Corp Fin has posted a new Exchange Act CDI regarding swaps and forward contracts. Swaps and security-based swaps are subject to a comprehensive regulatory framework established under Dodd-Frank. Under release 33-9338, forward contracts are excluded from the definitions of the terms “swap” and “security-based swap.” More specifically, these definitions exclude “any sale of a nonfinancial commodity or security for deferred shipment or delivery, so long as the transaction is intended to be physically settled.” But what if the underlying securities cannot be legally transferred when the parties enter into the contract? Are they still ”intended to be physically settled”? New Question 101.01 addresses this question.

The above-referenced release states that the exclusion for forwards involves “an agreement to purchase one or more securities, or groups or indexes of securities, at a future date at a certain price….The sale of the security in this case occurs at the time the forward contract is entered into with the performance of the contract deferred or delayed. If such agreement, contract, or transaction is intended to be physically settled, the Commissions believe it would be within the security forward exclusion and therefore outside the swap and security-based swap definitions.” The new CDI addresses the question of whether the exclusion would apply to a future or forward contract that permits cash or physical settlement “if, at the time the parties enter into the contract, the underlying securities cannot be legally transferred, or the transfer of the underlying securities is restricted by contract.”
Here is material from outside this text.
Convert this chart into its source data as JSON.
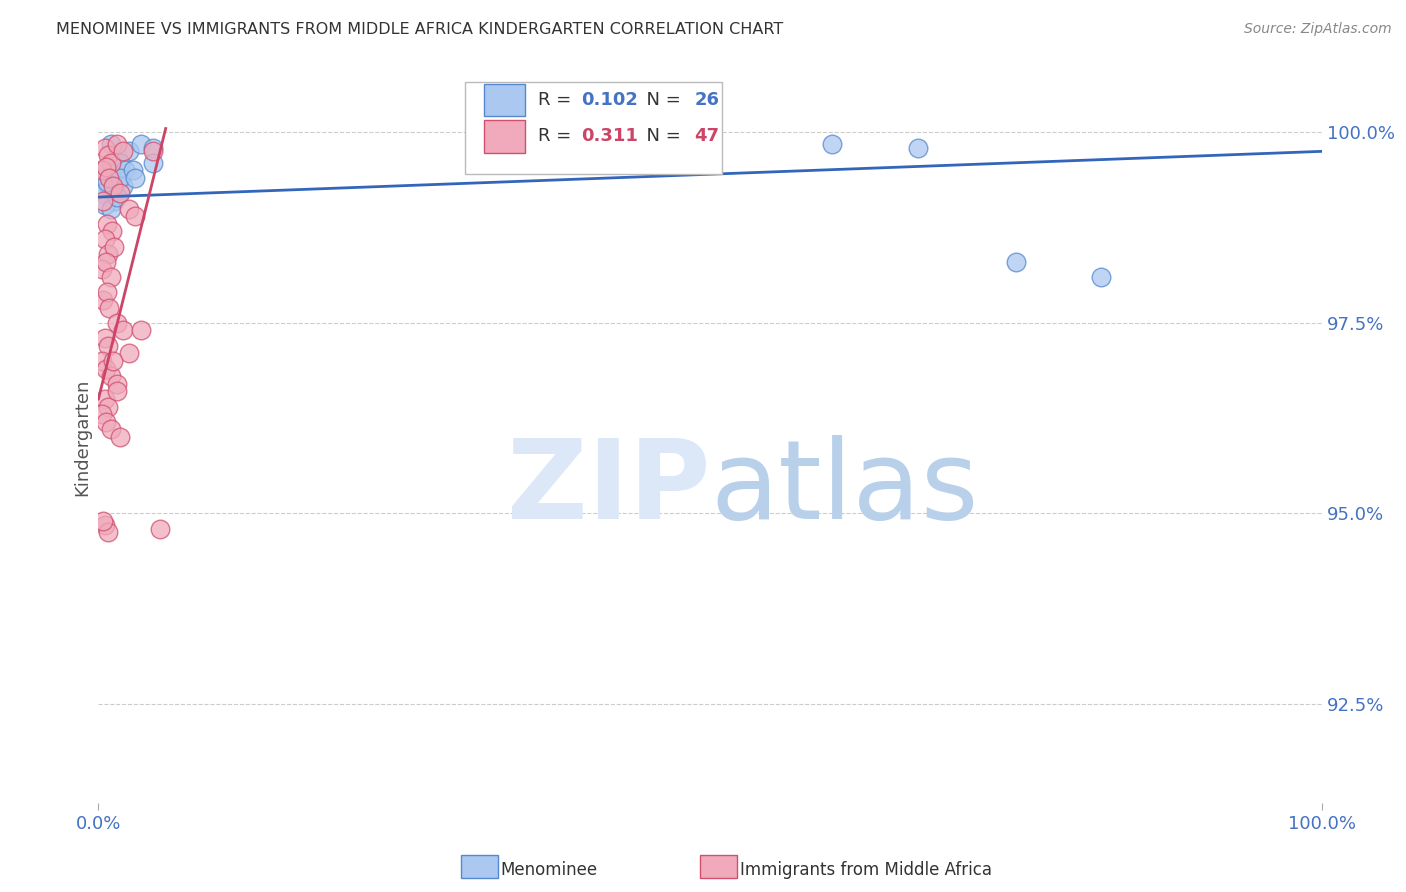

According to the staff, the exclusion would not apply. In the above-referenced release, the SEC stated that the analysis as to whether sales of securities for deferred shipment or delivery are intended to be physically settled is a facts-and-circumstances determination. However, the CDI states, the “determination of whether an instrument is a swap or security-based swap should be made prior to execution, but no later than when the parties offer to enter into the instrument.” If, at the time of sale, the underlying securities could not be legally transferred, or the transfer of the underlying securities would be restricted by contract, the staffs “would not consider the contract to be ‘intended to be physically settled’” for purposes of these definitions. To conclude that a sale of securities for deferred shipment or delivery is intended to be physically settled, “at the time the parties enter into the contract (i) the offer and sale of the underlying securities must be registered in compliance with Section 5 of the Securities Act or an exemption from registration must be available with respect to the underlying securities, and (ii) any applicable contractual provisions restricting the transfer of the underlying securities must be satisfied or otherwise waived.”